Abel uttered not a peep.

“Abel, the crap that killed those animals is precisely the same stuff coming down on our noggins right now. I think it would be a very good policy to get it off the greenhouse glass.”

Young Pelee, stirred by loud voices downstairs, left her bed and bounded down the cabin stairway two steps at a time only to stop abruptly when Bobcat came into view. Abel’s daughter ogled the man. An expression of revulsion skewed her youthful face, as if she had smelled something foul.

“What’s all over you, buckwheat flour?” blurted the child.

Chapter Fifty-Nine

Three nights in a sleeping bag on the sixth floor of the Bess Truman Tower was more than enough. Winnie headed for home. Since the opening ash salvos, many of her work colleagues in far-flung suburbs had not made it into the city to work. Winnie was the exception. Twice now she had jogged in unstable footing the twelve miles from Parkville to Kansas City, a medical mask over her mouth and nose. She made the half-marathon run in a little under three hours, only to stay at the office for days on end.

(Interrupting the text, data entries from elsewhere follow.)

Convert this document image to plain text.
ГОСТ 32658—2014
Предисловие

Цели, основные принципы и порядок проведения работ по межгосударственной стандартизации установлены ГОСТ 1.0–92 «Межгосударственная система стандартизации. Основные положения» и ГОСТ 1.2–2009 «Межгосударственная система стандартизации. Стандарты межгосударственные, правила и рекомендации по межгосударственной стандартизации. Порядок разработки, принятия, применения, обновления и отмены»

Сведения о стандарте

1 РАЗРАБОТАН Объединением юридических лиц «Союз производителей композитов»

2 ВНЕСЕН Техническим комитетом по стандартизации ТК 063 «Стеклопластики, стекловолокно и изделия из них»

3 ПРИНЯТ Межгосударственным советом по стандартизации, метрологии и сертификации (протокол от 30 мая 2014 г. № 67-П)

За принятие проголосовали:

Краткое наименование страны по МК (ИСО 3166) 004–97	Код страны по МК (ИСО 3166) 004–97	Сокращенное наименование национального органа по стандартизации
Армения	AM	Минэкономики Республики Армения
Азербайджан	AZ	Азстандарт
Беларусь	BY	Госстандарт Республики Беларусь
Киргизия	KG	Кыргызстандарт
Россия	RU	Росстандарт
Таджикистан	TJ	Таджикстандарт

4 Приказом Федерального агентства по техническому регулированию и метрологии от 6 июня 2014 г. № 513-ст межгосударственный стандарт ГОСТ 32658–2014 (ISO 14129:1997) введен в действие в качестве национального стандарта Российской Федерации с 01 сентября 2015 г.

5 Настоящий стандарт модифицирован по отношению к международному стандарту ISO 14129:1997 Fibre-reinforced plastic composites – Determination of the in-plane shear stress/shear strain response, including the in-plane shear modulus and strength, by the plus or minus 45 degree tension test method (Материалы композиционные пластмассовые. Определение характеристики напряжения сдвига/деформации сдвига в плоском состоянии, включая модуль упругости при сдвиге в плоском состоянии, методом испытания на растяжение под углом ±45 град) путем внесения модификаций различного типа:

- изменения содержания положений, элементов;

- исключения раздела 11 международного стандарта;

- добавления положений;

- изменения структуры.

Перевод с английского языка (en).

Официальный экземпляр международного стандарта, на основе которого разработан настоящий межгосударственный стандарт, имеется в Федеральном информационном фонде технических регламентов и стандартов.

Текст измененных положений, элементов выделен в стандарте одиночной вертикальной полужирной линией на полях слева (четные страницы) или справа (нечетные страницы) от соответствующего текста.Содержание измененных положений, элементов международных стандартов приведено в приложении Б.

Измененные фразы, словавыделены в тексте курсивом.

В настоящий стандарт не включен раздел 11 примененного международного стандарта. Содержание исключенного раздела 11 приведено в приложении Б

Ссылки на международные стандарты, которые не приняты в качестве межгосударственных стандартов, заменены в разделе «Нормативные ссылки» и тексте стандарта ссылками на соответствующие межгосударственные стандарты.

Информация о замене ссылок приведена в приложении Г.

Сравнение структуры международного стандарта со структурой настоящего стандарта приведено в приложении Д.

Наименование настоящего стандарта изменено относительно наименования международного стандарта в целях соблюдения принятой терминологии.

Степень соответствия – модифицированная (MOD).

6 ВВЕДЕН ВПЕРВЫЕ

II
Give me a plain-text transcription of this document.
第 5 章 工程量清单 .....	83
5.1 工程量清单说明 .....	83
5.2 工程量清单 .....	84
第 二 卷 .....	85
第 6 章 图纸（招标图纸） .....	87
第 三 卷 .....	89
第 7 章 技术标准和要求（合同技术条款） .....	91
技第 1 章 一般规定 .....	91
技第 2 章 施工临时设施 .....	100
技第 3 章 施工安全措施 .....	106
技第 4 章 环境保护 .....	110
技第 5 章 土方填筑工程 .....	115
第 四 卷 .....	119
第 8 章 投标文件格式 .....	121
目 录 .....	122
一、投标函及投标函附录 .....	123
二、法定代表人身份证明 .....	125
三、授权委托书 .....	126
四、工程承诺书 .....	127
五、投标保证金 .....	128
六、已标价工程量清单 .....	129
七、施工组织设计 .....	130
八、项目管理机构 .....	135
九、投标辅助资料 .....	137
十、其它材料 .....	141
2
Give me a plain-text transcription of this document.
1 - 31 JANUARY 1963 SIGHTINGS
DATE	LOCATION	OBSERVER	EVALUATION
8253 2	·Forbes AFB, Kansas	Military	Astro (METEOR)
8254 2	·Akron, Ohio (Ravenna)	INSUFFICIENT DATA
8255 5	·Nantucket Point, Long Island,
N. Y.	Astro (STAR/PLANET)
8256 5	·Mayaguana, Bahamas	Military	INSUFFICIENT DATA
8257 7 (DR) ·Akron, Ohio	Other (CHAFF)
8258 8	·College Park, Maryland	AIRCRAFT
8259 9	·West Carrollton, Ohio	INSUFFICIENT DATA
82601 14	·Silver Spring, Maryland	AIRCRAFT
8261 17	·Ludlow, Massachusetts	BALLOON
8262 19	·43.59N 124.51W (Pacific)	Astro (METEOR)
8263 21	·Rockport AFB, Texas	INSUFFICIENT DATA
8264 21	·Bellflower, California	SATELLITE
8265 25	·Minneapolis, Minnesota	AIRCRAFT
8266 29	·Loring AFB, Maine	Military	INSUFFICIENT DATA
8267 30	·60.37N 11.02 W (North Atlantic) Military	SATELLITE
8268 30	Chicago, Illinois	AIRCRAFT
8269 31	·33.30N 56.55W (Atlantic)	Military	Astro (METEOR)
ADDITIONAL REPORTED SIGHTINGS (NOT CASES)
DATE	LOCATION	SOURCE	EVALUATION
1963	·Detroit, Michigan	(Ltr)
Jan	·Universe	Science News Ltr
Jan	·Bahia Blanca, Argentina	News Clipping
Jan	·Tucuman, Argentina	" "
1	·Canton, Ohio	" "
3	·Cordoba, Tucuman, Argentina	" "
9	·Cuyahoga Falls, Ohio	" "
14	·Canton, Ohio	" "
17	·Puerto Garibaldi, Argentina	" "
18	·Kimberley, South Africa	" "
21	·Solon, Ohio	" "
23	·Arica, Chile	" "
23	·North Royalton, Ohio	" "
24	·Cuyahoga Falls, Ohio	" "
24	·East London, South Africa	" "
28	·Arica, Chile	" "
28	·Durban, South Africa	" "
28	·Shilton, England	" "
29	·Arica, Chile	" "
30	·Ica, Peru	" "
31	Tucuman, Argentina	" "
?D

She slipped a day-pack on her back, filled a bottle of water from the last drops remaining in a water cooler, exited the building and ran out to impassable Sixth Street. She turned north on Grand Boulevard and ran downhill under the interstate overpass and out to City Market beyond. Light ash was still falling and the air was lousy with windblown gray dust off the western plains. Everywhere she ran, her feet came down in volcanic drifts. She paced in the car lanes where the thirty inches of ash in the city had been packed down somewhat before most traffic ceased moving.

At City Market she slowed to survey the long rows of empty open-air vendor stalls sheltered beneath rambling metal roofs. The farmers’ market was a venerated city institution, one of the Midwest’s largest and longest lived. There wasn’t a soul hawking at a booth in the vast arcade as Winnie entered the grounds. It was nearly impossible for anyone to get to town, let alone farmers with trucks and pickups loaded with produce and farm staples from farms thirty, fifty, even 100 miles away. The food had stopped coming. The sight of City Market without so much as a storage carrot or a red greenhouse tomato on display gave Winnie gooseflesh.